“From the Mountain to the Cross”
July and August 2010
“Now about eight days after these sayings he took with him Peter and John and James and went up on the mountain to pray….And when the voice had spoken, Jesus was found alone.” (Luke 9:28, 36 ESV).
Fellow Cross Bearers:
Sharon and I recently returned from a five thousand mile trip to visit our children and grandchildren. Along the way I spent a week in Eau Claire, WI attending the 29th Convention of the Church of the Lutheran Confession. It was a demanding week that involved a lot of sitting, a lot of listening, and a lot of prayer. It was good to get back home again. But guess what – the problems that were here when I left are still here. It was back into the demanding regular work of the pastoral ministry. Someone said that convention will help you appreciate your congregation and your calling. Sometimes I experience a letdown when I try to turn the excitement and possibilities of convention into the reality of my ministry.
If you are following the Christian Worship Three-Year Series based on the ILCW three-year series, the Gospel readings for the Pentecost season are taken from the Gospel of Luke. The Gospel readings for June stressed the cost of discipleship and the necessity of denying yourself and taking up your cross. These readings are sandwiched around Luke’s account of the transfiguration in chapter nine. I have always been struck by the contrast of the revealed glory on the Mount of Transfiguration and the fact that Jesus then set his face toward Jerusalem and entered the valley of death.
On the Mount Of Transfiguration Jesus revealed all the glory that was rightfully his as the Son of God. Peter later wrote that he was an “eyewitness of his majesty” (2 Peter 1:16). Peter was so overcome by the experience on the Mount of Transfiguration that he wanted to build three tents to capture the glory of the moment. The Father testified, “This is my Son, my Chosen One; listen to him! (Luke 9:35).
Jesus came down from the mountain and set his face toward Jerusalem. Moses and Elijah had discussed Jesus’ departure which he was about to accomplish at Jerusalem on the mountain. Now it was necessary to go to Jerusalem to suffer many things and be rejected by the elders and chief priests and scribes, and be killed, and on the third day be raised. The glory of the transfiguration would be replaced by the shame of the cross. In the cross is ultimately revealed the glory of our salvation. The Son of God gave himself up as the once and for all sacrifice for the sins of the world. This is the miracle of the Gospel.

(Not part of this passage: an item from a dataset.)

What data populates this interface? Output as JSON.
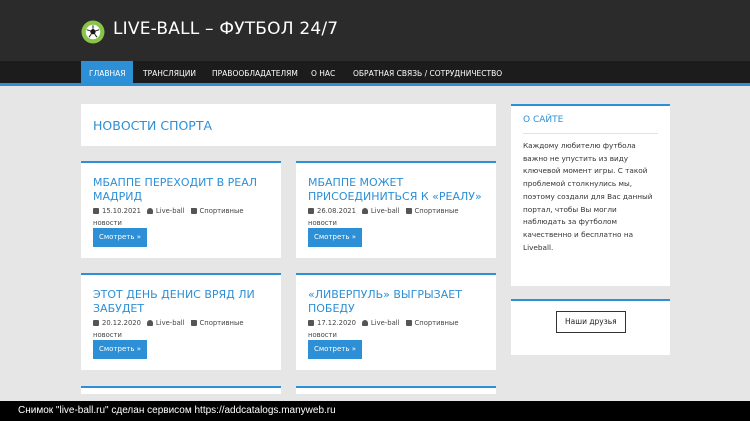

In a sense, we experienced the high of our celebration of our 50th anniversary at convention. For me the highlights were the devotions, the memorial service and the two essays reminding us of redemption for the past and the certain hope for the future. This culminated in the special convention communion service. The music especially took us to an emotional high during this service. The blessings of God and the opportunities to lift high the cross fired up the delegates to go out and conquer the world for Christ. It seems so easy during convention to increase our commitments to ILC and in the mission fields.
Then we leave convention and settle back into the routine of our pastoral ministries. Each of us has our own problems and weaknesses. Our congregations are not made up of the perfect Christians we expected from our seminary days. Within a few months, we may hear the realities of budgetary shortfalls in our congregations and in the CLC budget. We also struggle to remain confessionally faithful to God’s Word. We seek to aid each other in applying the principles of God’s Word to everyday situations within our own congregations. It is easy to become tired and worn out from the constant struggle of contending for the faith. “Therefore, since we are surrounded by so great a cloud of witnesses, let us also lay aside every weight, and sin which clings so closely, and let us run with endurance the race that is set before us, looking to Jesus, the founder and perfecter of our faith, who for the joy that was set before him endured the cross, despising the shame, and is seated at the right hand of the throne of God” (Hebrews 12:1-2).
At convention we set a budget based on lower CBP estimates from our congregations. This was based on a projected $40,000 deficit which would be covered by the Reserve Fund. However, this could deplete the Reserve Fund. Major cuts would then have to be made in the second year of the biennium. These are the realities that a convention has difficulty dealing with. We need to realize that the accomplishments of God’s Word do not depend upon our budgets or even our church body. God will accomplish his purposes. We can share the Gospel with our people and put before them the opportunities we heard about convention. Some times pastors and congregations become so concerned about their own struggle to exist that they fail to consider the needs of the larger church body. There is much for us to do. Pray the Lord of the harvest would send forth laborers into his harvest.
The end of the year financial report reported some good news. The offerings for June were higher than normal ($115,000). We had projected a spending deficit of $40,000 for the fiscal year. The deficit projected at convention based on normal receipts was $49,000. The large offering enabled us to end the year with a $30,000 deficit. A large part of this deficit was due to higher commodity prices in the ILC kitchen budget. This means the Reserve Fund now has a balance of $72,000. Having called us to come and follow him, Jesus now tells us to go out in his name (Luke 10).
I encourage you as you leave the mountain top of our celebration at our last convention to denyyourselves and take up your crosses and follow Jesus.